ETHIOPIA – Promising International and Intrade are going to supply 400,000tns of wheat to feed the 5.4 million people affected by the drought and in need of urgent assistance.

The companies agreed to provide the wheat at the cost of 120 million dollars.

Promising won the bid under lot one to supply half of the amount for 59.8 million dollars, while Intrade will provide the remaining for 60 million dollars, according to the announcement by Public Procurement & Property Disposal Service (PPPDS) on November 3, 2017.

The Service procured the wheat on behalf of the National Disaster & Risk Management Commission (NDRMC).

For the initial tender 43 companies showed an interest to buy the bidding document. But, only six submitted their financial offers.

These were Phoenix, Hakan Agro DMCC, ADM International SRMA, Bunje SA and the two winning companies.

The victorious companies submitted the lowest offers during the financial opening held two weeks ago.

Out of the total consignment, 180,000tns of wheat will be delivered to the Adama warehouse while Kombolcha, Dessie, Meqelle and Dire Dawa will share the remaining 220,000tns.

Promising, a company engaged in trading wheat, sugar, sorghum, peanuts, groundnut oil and oilseeds in Ethiopia, Dubai, Ukraine, Syria, Egypt and Tunisia, is expected to deliver the wheat between December 2017 and January 2018.

Intrade, a consulting and sales agent company, operating in international grain trade since 1994, has to deliver the consignment between February 2018 to March 2018.

In addition to this procurement, the service is working on procuring 400,000tns of wheat following the order from the Ministry of Trade (MoT) for market stabilisation.

The initial plan was to purchase half of the current amount.
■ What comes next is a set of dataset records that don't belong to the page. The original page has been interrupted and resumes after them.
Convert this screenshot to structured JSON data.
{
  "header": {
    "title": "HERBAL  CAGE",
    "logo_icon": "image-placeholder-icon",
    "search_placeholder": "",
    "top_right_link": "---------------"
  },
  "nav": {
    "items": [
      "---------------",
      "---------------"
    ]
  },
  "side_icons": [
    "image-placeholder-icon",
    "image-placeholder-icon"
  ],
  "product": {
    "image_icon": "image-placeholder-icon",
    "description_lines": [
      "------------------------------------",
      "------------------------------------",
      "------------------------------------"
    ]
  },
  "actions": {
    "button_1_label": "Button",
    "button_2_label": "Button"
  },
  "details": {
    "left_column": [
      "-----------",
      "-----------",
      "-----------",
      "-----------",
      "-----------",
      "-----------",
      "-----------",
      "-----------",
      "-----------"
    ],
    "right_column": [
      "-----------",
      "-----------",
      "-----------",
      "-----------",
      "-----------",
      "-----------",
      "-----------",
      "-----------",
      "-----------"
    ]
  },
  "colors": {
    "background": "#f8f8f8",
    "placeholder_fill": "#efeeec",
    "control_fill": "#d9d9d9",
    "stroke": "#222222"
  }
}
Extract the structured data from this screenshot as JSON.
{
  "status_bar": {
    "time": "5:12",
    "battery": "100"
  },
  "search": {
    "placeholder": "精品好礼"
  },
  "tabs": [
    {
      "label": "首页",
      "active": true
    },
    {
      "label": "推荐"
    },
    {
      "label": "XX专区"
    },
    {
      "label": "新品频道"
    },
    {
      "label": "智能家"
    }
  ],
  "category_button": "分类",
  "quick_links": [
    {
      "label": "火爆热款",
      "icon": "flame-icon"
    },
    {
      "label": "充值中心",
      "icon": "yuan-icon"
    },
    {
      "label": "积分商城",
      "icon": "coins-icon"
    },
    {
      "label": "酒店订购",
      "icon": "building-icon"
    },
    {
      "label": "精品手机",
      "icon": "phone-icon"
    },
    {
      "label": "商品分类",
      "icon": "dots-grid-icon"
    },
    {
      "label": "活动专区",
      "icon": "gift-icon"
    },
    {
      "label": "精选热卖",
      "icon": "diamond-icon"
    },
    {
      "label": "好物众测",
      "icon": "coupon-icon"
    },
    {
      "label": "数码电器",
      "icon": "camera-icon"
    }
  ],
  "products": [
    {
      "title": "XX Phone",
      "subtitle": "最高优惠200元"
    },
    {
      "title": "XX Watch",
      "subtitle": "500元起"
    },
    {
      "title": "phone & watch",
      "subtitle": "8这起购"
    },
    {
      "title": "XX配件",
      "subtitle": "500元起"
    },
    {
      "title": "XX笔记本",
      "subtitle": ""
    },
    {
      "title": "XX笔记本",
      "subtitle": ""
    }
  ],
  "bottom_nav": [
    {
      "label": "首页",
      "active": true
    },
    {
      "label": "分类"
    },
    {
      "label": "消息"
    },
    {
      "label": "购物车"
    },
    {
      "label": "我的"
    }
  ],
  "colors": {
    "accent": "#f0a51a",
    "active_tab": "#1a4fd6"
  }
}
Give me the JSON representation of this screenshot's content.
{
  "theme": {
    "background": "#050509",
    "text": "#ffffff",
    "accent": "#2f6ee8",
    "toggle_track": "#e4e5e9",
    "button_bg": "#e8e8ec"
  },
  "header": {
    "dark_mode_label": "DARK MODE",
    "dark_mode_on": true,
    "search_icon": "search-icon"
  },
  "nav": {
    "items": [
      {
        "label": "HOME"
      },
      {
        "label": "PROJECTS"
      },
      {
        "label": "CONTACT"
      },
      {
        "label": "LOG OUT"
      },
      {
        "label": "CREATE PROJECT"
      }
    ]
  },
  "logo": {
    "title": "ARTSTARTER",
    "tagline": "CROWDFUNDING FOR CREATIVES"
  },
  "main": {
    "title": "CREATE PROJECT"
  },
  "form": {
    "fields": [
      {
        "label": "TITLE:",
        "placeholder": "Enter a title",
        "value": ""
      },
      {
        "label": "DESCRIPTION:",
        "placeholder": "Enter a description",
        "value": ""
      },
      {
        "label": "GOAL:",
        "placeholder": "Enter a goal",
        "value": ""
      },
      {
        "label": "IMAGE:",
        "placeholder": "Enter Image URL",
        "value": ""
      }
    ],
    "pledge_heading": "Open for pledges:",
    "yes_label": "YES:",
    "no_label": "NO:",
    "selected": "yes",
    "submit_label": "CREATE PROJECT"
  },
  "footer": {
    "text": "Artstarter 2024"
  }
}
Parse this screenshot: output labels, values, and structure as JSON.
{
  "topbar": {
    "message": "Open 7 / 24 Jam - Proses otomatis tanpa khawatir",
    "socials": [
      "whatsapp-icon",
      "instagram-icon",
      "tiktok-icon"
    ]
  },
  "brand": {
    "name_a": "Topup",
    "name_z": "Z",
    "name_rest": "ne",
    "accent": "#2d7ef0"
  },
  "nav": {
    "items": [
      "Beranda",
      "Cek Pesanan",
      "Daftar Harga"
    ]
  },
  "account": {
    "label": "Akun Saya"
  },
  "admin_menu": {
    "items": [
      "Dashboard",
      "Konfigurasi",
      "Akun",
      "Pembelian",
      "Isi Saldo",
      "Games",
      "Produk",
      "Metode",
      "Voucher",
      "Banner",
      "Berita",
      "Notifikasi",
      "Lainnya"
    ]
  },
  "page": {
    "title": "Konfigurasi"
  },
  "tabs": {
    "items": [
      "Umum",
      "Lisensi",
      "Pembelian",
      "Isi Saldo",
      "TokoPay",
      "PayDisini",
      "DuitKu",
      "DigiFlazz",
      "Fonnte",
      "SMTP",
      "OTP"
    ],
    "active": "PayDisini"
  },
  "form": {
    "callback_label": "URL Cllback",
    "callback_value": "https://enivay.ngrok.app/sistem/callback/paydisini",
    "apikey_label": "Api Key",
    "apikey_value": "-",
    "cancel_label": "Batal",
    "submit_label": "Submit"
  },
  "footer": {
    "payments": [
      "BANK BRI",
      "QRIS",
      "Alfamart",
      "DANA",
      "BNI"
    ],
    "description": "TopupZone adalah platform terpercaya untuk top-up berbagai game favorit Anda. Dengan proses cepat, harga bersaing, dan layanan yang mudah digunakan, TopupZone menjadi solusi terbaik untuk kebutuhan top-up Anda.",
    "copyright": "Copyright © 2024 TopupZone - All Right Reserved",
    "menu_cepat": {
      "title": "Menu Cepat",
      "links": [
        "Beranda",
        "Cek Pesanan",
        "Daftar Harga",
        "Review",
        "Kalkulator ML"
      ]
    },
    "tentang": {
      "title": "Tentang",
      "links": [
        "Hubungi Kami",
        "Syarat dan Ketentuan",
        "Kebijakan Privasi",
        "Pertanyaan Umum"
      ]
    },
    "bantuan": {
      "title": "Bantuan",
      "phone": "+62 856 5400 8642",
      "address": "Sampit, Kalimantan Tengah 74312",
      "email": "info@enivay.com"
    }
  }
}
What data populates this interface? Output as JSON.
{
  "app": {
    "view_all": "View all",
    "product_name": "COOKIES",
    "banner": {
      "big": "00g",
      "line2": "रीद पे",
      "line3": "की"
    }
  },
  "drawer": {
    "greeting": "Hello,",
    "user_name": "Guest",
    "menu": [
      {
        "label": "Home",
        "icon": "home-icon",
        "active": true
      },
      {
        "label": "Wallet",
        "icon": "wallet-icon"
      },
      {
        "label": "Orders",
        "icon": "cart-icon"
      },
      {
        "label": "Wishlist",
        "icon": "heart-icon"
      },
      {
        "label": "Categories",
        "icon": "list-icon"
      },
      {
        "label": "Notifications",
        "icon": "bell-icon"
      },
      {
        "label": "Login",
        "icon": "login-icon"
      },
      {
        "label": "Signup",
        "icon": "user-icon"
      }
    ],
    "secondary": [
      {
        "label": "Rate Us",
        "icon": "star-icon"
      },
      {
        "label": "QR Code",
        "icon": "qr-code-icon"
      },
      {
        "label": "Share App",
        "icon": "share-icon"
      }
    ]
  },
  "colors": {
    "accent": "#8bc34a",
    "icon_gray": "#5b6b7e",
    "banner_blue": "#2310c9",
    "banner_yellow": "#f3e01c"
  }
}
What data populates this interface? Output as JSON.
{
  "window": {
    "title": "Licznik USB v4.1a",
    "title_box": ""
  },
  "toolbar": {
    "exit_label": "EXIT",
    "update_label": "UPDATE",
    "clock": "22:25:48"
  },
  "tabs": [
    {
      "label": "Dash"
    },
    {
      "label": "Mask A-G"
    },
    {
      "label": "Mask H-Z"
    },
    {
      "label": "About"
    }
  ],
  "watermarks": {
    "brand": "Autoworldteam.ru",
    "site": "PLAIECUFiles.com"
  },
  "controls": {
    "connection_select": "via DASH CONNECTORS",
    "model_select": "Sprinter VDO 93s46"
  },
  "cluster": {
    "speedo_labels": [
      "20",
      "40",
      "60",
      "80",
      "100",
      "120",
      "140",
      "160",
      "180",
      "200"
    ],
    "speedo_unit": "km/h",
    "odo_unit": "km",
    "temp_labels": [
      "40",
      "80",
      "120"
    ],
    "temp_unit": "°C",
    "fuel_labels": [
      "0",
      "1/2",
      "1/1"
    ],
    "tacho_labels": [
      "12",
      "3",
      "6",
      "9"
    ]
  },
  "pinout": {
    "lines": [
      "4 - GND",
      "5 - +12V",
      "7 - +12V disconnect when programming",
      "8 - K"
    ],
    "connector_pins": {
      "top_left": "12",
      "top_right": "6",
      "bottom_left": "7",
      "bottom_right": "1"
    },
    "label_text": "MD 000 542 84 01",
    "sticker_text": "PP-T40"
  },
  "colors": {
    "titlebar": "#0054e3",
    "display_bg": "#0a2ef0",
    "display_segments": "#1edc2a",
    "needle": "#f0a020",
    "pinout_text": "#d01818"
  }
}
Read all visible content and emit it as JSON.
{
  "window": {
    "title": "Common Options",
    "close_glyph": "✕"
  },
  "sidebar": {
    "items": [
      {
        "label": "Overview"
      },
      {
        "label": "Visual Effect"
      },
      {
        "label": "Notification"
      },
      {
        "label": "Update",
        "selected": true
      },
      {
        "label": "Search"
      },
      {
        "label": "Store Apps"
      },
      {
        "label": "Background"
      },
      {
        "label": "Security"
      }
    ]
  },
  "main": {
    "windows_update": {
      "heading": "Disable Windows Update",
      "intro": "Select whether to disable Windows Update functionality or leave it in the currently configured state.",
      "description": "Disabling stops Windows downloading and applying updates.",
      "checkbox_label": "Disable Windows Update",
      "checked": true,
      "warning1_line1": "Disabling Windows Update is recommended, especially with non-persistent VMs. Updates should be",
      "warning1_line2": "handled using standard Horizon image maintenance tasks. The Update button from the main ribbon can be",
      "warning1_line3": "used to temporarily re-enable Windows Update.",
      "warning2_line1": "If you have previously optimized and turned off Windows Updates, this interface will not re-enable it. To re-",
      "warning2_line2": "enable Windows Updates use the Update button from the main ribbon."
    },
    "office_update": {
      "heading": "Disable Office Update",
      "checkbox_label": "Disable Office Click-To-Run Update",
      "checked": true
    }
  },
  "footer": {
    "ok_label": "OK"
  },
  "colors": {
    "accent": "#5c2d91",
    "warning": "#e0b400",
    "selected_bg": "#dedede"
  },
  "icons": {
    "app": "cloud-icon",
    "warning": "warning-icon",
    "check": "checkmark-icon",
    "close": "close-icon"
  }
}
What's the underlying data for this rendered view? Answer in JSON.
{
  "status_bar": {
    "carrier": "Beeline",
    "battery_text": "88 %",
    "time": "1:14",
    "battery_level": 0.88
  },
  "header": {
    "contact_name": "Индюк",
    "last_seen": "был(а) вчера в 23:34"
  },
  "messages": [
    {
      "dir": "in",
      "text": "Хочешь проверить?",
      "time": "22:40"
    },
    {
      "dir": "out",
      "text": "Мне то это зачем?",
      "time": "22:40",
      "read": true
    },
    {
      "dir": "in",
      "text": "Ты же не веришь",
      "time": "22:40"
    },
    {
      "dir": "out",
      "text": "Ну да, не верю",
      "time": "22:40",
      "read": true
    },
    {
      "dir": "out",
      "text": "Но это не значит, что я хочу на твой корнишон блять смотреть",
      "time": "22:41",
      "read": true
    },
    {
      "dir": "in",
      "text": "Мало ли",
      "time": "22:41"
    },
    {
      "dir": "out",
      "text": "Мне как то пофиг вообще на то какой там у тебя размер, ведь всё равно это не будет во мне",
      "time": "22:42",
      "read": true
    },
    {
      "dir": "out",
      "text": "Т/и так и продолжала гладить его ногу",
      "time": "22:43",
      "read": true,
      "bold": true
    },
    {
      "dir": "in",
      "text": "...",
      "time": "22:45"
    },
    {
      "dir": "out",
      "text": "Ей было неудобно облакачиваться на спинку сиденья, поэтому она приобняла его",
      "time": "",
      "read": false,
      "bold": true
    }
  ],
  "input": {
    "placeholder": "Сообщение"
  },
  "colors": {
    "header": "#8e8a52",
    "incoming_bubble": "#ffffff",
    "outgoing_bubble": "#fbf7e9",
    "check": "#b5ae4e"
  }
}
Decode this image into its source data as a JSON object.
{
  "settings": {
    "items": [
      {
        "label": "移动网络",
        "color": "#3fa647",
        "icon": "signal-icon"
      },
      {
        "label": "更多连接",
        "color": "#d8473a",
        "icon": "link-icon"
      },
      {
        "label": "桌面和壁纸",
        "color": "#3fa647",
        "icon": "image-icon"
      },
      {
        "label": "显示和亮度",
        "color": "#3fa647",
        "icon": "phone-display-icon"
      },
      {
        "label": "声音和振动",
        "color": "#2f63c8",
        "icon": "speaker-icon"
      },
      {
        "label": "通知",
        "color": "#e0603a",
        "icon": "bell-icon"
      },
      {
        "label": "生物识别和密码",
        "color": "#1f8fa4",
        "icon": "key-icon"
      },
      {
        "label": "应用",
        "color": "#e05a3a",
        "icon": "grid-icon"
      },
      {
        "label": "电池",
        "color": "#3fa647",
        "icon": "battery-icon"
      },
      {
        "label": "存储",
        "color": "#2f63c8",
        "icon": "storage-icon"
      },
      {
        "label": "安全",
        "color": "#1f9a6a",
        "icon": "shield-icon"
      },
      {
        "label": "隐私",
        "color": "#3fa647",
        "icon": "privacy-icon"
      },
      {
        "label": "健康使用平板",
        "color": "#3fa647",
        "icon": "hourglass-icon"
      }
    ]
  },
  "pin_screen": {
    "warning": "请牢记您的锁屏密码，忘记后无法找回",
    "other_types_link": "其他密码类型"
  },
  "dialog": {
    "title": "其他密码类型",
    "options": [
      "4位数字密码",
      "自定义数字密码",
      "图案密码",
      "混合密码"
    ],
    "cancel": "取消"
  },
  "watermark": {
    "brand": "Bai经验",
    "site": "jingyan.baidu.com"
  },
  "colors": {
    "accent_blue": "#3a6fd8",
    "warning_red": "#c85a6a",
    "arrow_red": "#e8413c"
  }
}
But due to the increasing demand for wheat from the milling companies, a further increment was required.

The financial opening for these orders will be after three weeks, according to Assefa Solomon, Public Relations Deputy Head for the Service.

This procurement will cost the government over three billion Birr.

Previously, the Service attempted to purchase 70,000tns of wheat for drought-affected areas as requested by the Ministry of Agriculture & Natural Resources (MoANR) with funding from the World Bank (WB).

But, it is still pending as the bid security of the companies has elapsed while awaiting WB’s approval to award suppliers.

Due to a surge in the prices of cereals including wheat, the food inflation rate has peaked to 16pc in the past months. These procurements are expected to stabilise the escalating food prices in the country.

Despite the improvement in wheat production, its imports had hiked to 2.5 million tonnes in the past year from 661,386tns in 2015.

Ethiopia produces four million tonnes of wheat annually, showing a five percent increment in the previous fiscal year.

The situation is disappointing for the economist with more than 25 years of experience.

“The government has to focus on strategic crops,” remarked Tadelle Ferede (Prof.). “It should set imperative solutions to break out of this pattern by investing more in agriculture.”